A new position tracking sensor from Bosch Sensortec is a case in point. The BHI160BP sensor employs an algorithm for pedestrian dead reckoning (PDR) to calculate the user’s relative location based on data collected from the inertial sensor. Then it re-calibrates itself every few minutes to obtain the absolute position provided by the GNSS/GPS module.

In other words, the GNSS/GPS module, which can rapidly drain a device’s battery capacity, is kept in sleep mode for most of the time. That allows users to navigate reliably and extends GPS tracking in wearable devices from several hours up to several days.

Fig. 2: The always-on position tracking sensor is optimized for use with GPS/GNSS modules. (Image: Bosch Sensortec)

Another MEMS sensor from Bosch, the BMA400, claims to draw 10 times less current than existing accelerometers due to intelligent features like built-in activity recognition. It wakes up automatically only when it detects motion and goes back to sleep mode when the motion stops. The BMA400 accelerometer consumes 14 µA at the highest performance and falls to 1 µA and below in the ultra-low-power self-wake-up mode.

This acceleration sensor for wearable devices handles continuous measurement by using precisely defined cut-off frequencies. That, in turn, makes motion sensors resistant to vibrations, so wearable devices can distinguish between real alarm situations such as broken glass and false signals coming from random noise and vibrations.

Wearable sensors meet AI
What really makes wearables smart is artificial intelligence (AI), and that’s partly enabled by MEMS sensors featuring built-in local intelligence, which comes in the form of algorithms and software frameworks. These software solutions combined with hardware accelerators incorporate deep learning and other AI features to contextualize individual behaviors and surroundings. They independently process sensor data, and that also reduces power consumption, lowers cost, and boosts overall efficiency.

For example, the BMA400 accelerometer from Bosch mentioned in the above section integrates the motion classification functions. Bosch also offers smart sensor hubs, such as the BHI260 and BHA260 devices, which integrate MEMS sensors with a microcontroller for low-power sensor data processing and data buffering alongside a software framework that includes sensor fusion.

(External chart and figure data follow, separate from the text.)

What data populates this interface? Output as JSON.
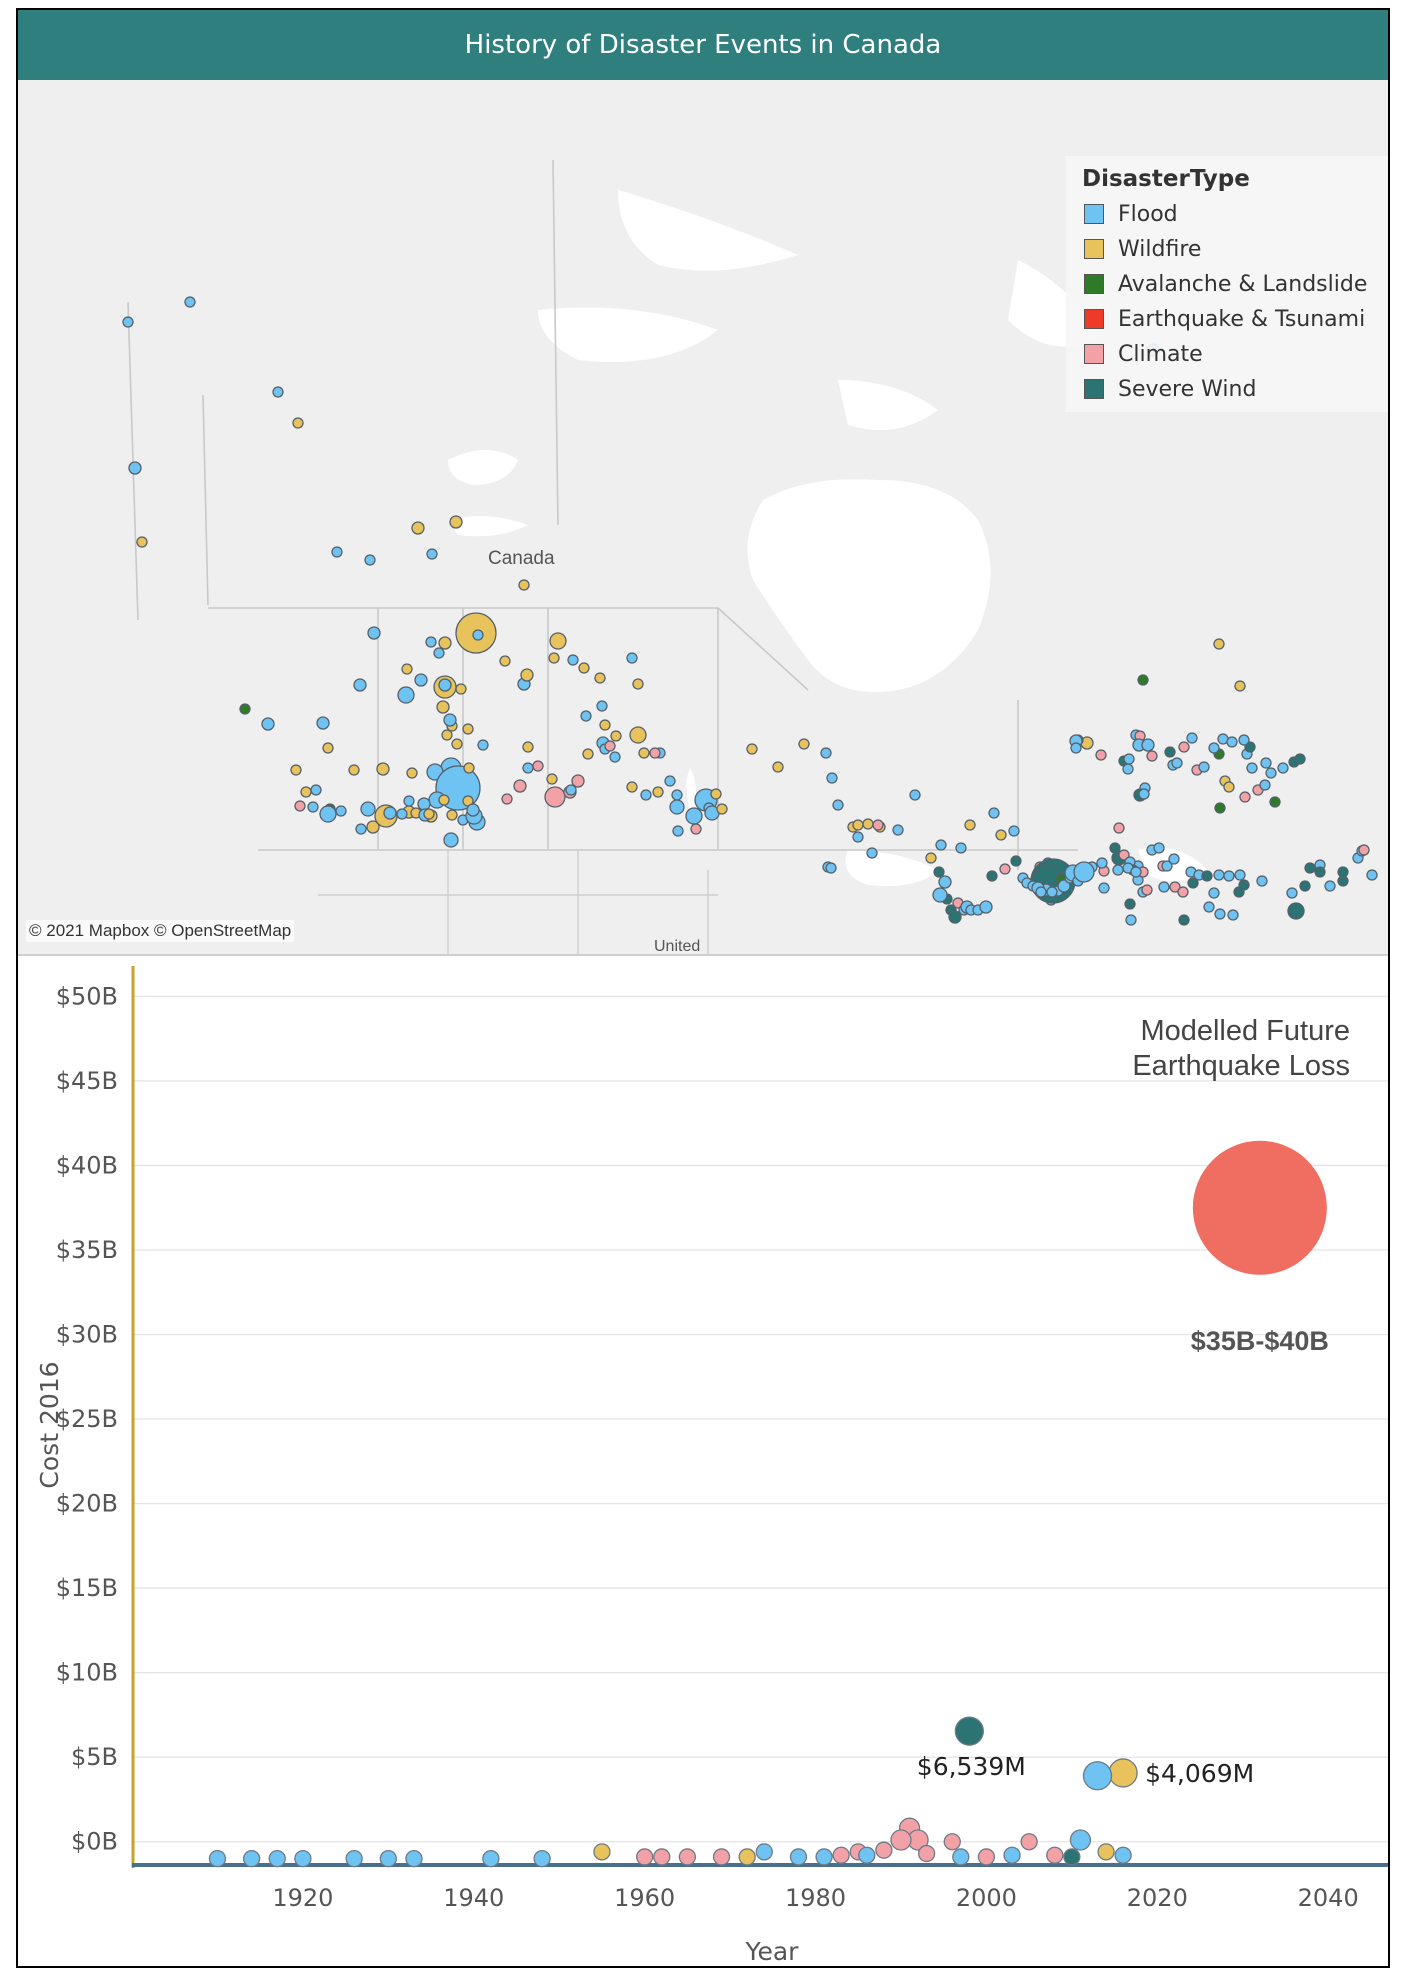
{
  "title": "History of Disaster Events in Canada",
  "legend": {
    "title": "DisasterType",
    "items": [
      {
        "label": "Flood",
        "color": "#6ec3f2"
      },
      {
        "label": "Wildfire",
        "color": "#e8c25a"
      },
      {
        "label": "Avalanche & Landslide",
        "color": "#2f7a28"
      },
      {
        "label": "Earthquake & Tsunami",
        "color": "#ee3b27"
      },
      {
        "label": "Climate",
        "color": "#f2a2a6"
      },
      {
        "label": "Severe Wind",
        "color": "#2c7373"
      }
    ]
  },
  "map": {
    "place_label": "Canada",
    "place_label_bottom": "United",
    "attribution": "© 2021 Mapbox © OpenStreetMap"
  },
  "chart_data": {
    "type": "scatter",
    "xlabel": "Year",
    "ylabel": "Cost 2016",
    "xlim": [
      1900,
      2047
    ],
    "ylim": [
      -1.2,
      50.5
    ],
    "x_ticks": [
      1920,
      1940,
      1960,
      1980,
      2000,
      2020,
      2040
    ],
    "y_ticks": [
      {
        "v": 0,
        "label": "$0B"
      },
      {
        "v": 5,
        "label": "$5B"
      },
      {
        "v": 10,
        "label": "$10B"
      },
      {
        "v": 15,
        "label": "$15B"
      },
      {
        "v": 20,
        "label": "$20B"
      },
      {
        "v": 25,
        "label": "$25B"
      },
      {
        "v": 30,
        "label": "$30B"
      },
      {
        "v": 35,
        "label": "$35B"
      },
      {
        "v": 40,
        "label": "$40B"
      },
      {
        "v": 45,
        "label": "$45B"
      },
      {
        "v": 50,
        "label": "$50B"
      }
    ],
    "grid": true,
    "points": [
      {
        "year": 1998,
        "cost": 6.539,
        "type": "Severe Wind",
        "label": "$6,539M"
      },
      {
        "year": 2016,
        "cost": 4.069,
        "type": "Wildfire",
        "label": "$4,069M"
      },
      {
        "year": 2013,
        "cost": 3.9,
        "type": "Flood"
      },
      {
        "year": 1991,
        "cost": 0.8,
        "type": "Climate"
      },
      {
        "year": 1992,
        "cost": 0.1,
        "type": "Climate"
      },
      {
        "year": 1990,
        "cost": 0.1,
        "type": "Climate"
      },
      {
        "year": 2011,
        "cost": 0.1,
        "type": "Flood"
      },
      {
        "year": 2005,
        "cost": 0.0,
        "type": "Climate"
      },
      {
        "year": 1996,
        "cost": 0.0,
        "type": "Climate"
      },
      {
        "year": 1974,
        "cost": -0.6,
        "type": "Flood"
      },
      {
        "year": 1955,
        "cost": -0.6,
        "type": "Wildfire"
      },
      {
        "year": 1985,
        "cost": -0.6,
        "type": "Climate"
      },
      {
        "year": 1988,
        "cost": -0.5,
        "type": "Climate"
      },
      {
        "year": 2014,
        "cost": -0.6,
        "type": "Wildfire"
      },
      {
        "year": 2016,
        "cost": -0.8,
        "type": "Flood"
      },
      {
        "year": 1983,
        "cost": -0.8,
        "type": "Climate"
      },
      {
        "year": 1981,
        "cost": -0.9,
        "type": "Flood"
      },
      {
        "year": 1978,
        "cost": -0.9,
        "type": "Flood"
      },
      {
        "year": 1993,
        "cost": -0.7,
        "type": "Climate"
      },
      {
        "year": 2000,
        "cost": -0.9,
        "type": "Climate"
      },
      {
        "year": 2003,
        "cost": -0.8,
        "type": "Flood"
      },
      {
        "year": 2008,
        "cost": -0.8,
        "type": "Climate"
      },
      {
        "year": 2010,
        "cost": -0.9,
        "type": "Severe Wind"
      },
      {
        "year": 1997,
        "cost": -0.9,
        "type": "Flood"
      },
      {
        "year": 1969,
        "cost": -0.9,
        "type": "Climate"
      },
      {
        "year": 1965,
        "cost": -0.9,
        "type": "Climate"
      },
      {
        "year": 1962,
        "cost": -0.9,
        "type": "Climate"
      },
      {
        "year": 1960,
        "cost": -0.9,
        "type": "Climate"
      },
      {
        "year": 1948,
        "cost": -1.0,
        "type": "Flood"
      },
      {
        "year": 1942,
        "cost": -1.0,
        "type": "Flood"
      },
      {
        "year": 1933,
        "cost": -1.0,
        "type": "Flood"
      },
      {
        "year": 1930,
        "cost": -1.0,
        "type": "Flood"
      },
      {
        "year": 1926,
        "cost": -1.0,
        "type": "Flood"
      },
      {
        "year": 1920,
        "cost": -1.0,
        "type": "Flood"
      },
      {
        "year": 1917,
        "cost": -1.0,
        "type": "Flood"
      },
      {
        "year": 1914,
        "cost": -1.0,
        "type": "Flood"
      },
      {
        "year": 1910,
        "cost": -1.0,
        "type": "Flood"
      },
      {
        "year": 1972,
        "cost": -0.9,
        "type": "Wildfire"
      },
      {
        "year": 1986,
        "cost": -0.8,
        "type": "Flood"
      }
    ],
    "future": {
      "title_line1": "Modelled Future",
      "title_line2": "Earthquake Loss",
      "range_label": "$35B-$40B",
      "year": 2032,
      "cost": 37.5,
      "type": "Earthquake & Tsunami"
    }
  }
}
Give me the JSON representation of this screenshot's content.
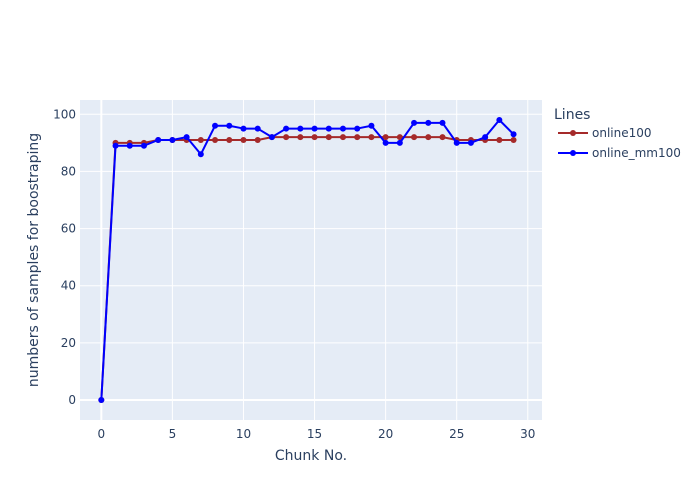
{
  "chart_data": {
    "type": "line",
    "xlabel": "Chunk No.",
    "ylabel": "numbers of samples for boostraping",
    "xlim": [
      -1.5,
      31
    ],
    "ylim": [
      -7,
      105
    ],
    "x_ticks": [
      0,
      5,
      10,
      15,
      20,
      25,
      30
    ],
    "y_ticks": [
      0,
      20,
      40,
      60,
      80,
      100
    ],
    "grid": true,
    "legend": {
      "title": "Lines",
      "placement": "right"
    },
    "background_color": "#e5ecf6",
    "x": [
      0,
      1,
      2,
      3,
      4,
      5,
      6,
      7,
      8,
      9,
      10,
      11,
      12,
      13,
      14,
      15,
      16,
      17,
      18,
      19,
      20,
      21,
      22,
      23,
      24,
      25,
      26,
      27,
      28,
      29
    ],
    "series": [
      {
        "name": "online100",
        "color": "#a52a2a",
        "values": [
          0,
          90,
          90,
          90,
          91,
          91,
          91,
          91,
          91,
          91,
          91,
          91,
          92,
          92,
          92,
          92,
          92,
          92,
          92,
          92,
          92,
          92,
          92,
          92,
          92,
          91,
          91,
          91,
          91,
          91
        ]
      },
      {
        "name": "online_mm100",
        "color": "#0000ff",
        "values": [
          0,
          89,
          89,
          89,
          91,
          91,
          92,
          86,
          96,
          96,
          95,
          95,
          92,
          95,
          95,
          95,
          95,
          95,
          95,
          96,
          90,
          90,
          97,
          97,
          97,
          90,
          90,
          92,
          98,
          93
        ]
      }
    ]
  }
}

These low-power solutions incorporate data from multiple sensors and enable pre-processing for always-on execution. They facilitate features such as 3D orientation, step counting, position tracking, activity recognition, pose-and-head tracking, and context awareness in wrist-mounted products, hearables, eyewear, and other wearable devices.

Not surprisingly, therefore, software assets are becoming vital in the arsenal of MEMS sensor suppliers. It’s the algorithms and software frameworks that allow MEMS sensors to offer an accurate live classification of AI data and enable features like activity tracking without utilizing precious processor resources. It’s also a practical manifestation of the edge computing that has mostly been discussed in the context of IoT designs.

Summary
Wearable designers are building a whole new industry one gadget at a time, and MEMS sensors are an intrinsic part of this design movement. Wearable designs have come a long way from counting steps in fitness trackers, and they are already applying machine-learning algorithms to classify and analyze data.

New MEMS sensors are enabling this without requiring an external microcontroller, which cuts cost, lowers power usage, and reduces design complexity. Next, the symbiotic relationship between MEMS sensors and AI is expected to take wearable devices into a whole new space.